The CBO’s forecast for Social Security is about the same as it was in February, though slightly different from last year’s long-term report: the trust fund for retirees and survivors is expected to run out of money to pay full benefits a year earlier, in 2032, while the life of the disability insurance fund is extended by four years, to 2052. Combining the two trust fund balances produces the same exhaustion date as forecast last year, in 2033.

The agency downsized its estimate of revenues over the three-decade period. “That overall decrease is mostly explained by lower receipts from individual income taxes — the largest source of revenues — in the current projections,” according to the report.

The agency said estimated receipts are lower in the near-term because of reduced projections of capital gains realizations, which result from lower asset values. The longer-term reduction in revenue estimates is due to the CBO’s expectation of lower distributions from pensions and individual retirement accounts.

In its long-term projections, the CBO estimates spending, revenue, deficits and debt as a share of the economy rather than providing numerical estimates as it does in its shorter-term 10-year projections.

Despite lower revenue projections, the agency now believes that debt held by the public as a share of the economy will be 9 percentage points lower at the end of the 30-year period than they thought last year, though it will be larger over the next two decades.
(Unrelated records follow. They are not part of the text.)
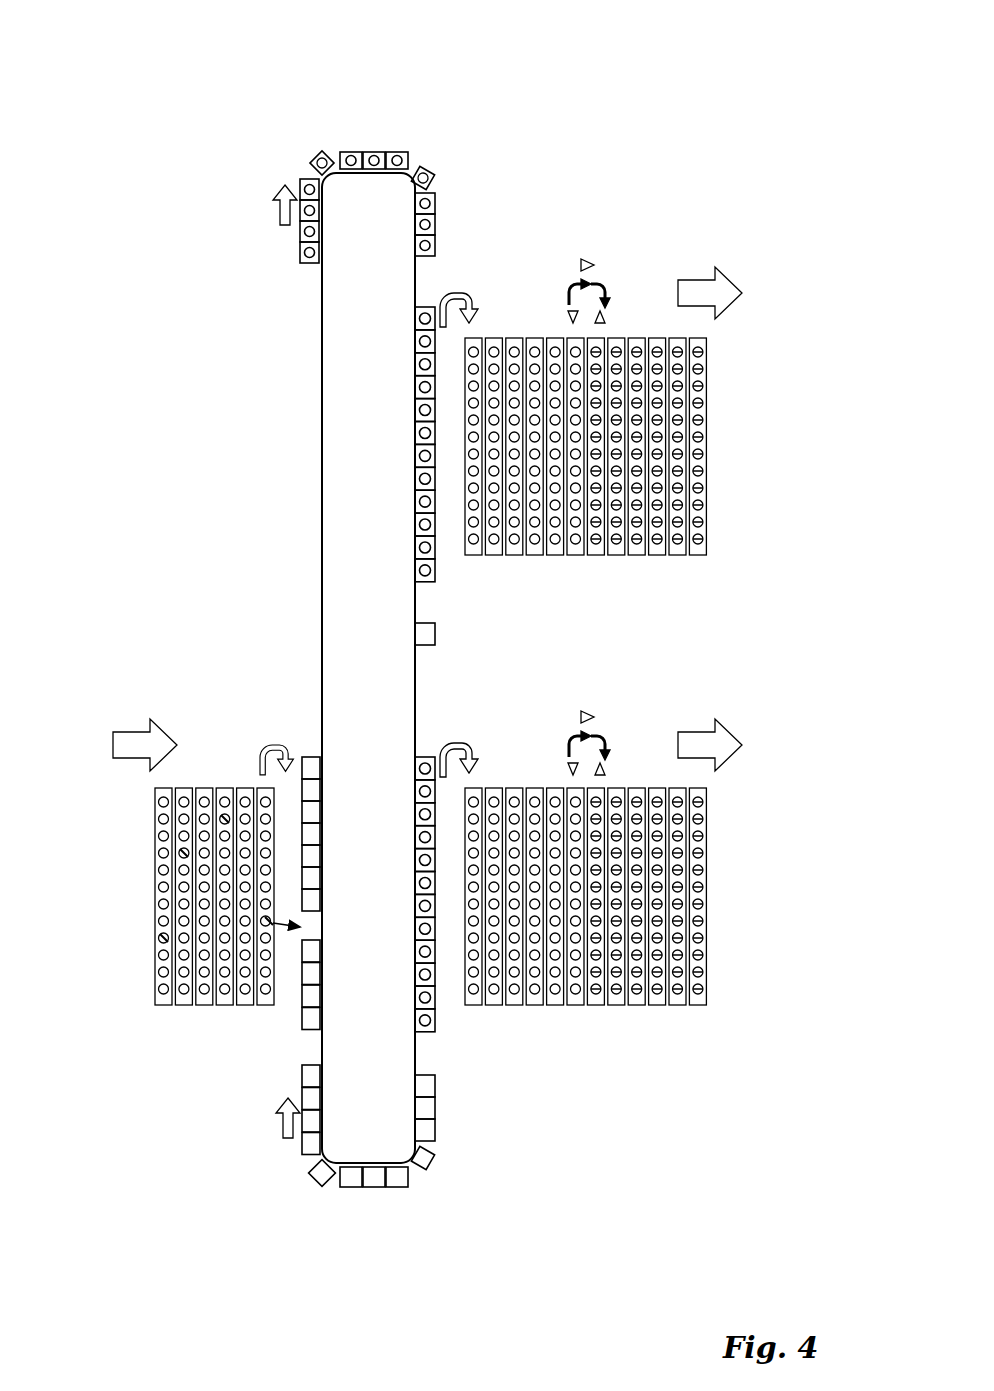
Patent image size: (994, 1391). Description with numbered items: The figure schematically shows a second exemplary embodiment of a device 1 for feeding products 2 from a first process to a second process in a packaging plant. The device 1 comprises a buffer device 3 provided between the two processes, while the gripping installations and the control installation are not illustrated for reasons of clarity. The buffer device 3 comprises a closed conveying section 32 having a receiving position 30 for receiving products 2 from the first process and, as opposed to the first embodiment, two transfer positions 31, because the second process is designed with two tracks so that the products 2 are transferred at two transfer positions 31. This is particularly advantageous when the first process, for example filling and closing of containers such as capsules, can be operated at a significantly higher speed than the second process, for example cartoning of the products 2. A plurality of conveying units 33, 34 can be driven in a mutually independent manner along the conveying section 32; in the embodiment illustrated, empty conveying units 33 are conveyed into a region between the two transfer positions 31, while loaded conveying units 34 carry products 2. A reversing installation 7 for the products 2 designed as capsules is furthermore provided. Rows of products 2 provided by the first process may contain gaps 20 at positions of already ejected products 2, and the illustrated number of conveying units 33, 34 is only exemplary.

The device 1 is at (210, 150).
The products 2 is at (202, 955).
The buffer device 3 is at (336, 102).
The reversing installation 7 is at (590, 245).
The gaps 20 is at (128, 675).
The receiving position 30 is at (286, 1044).
The transfer position 31 is at (449, 591).
The conveying section 32 is at (415, 1057).
The conveying units 33 is at (430, 636).
The conveying units 34 is at (430, 167).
In an update of its economic projections since last year, the agency forecasts a larger increase in interest rates over the next decade, but less of a rise over the following two decades.

The average interest rate on 10-year Treasury notes between 2023 and 2032 is now projected to be 3.8 percent, 0.2 percentage point higher than last year’s estimate, the CBO said. The agency increased its estimate because it expects the Federal Reserve will further raise the target range for the federal funds rate and maintain that target range longer than previously expected in response to “recent persistent high inflation.”

But during the following two decades from 2034 to 2052, CBO anticipates lower interest rates than it estimated last year. The average rate on 10-year Treasury notes over the period is 4.1 percent in the agency’s projections, 0.2 percentage point lower than in last year’s estimate.

The CBO said it expects lower interest rates down the road largely as a result of slower growth in the labor force than it earlier projected for the second half of the 30-year period.

Over the course of the full three decades, generally the agency’s forecasts for inflation and economic growth are “roughly unchanged” from last year’s report, the agency said.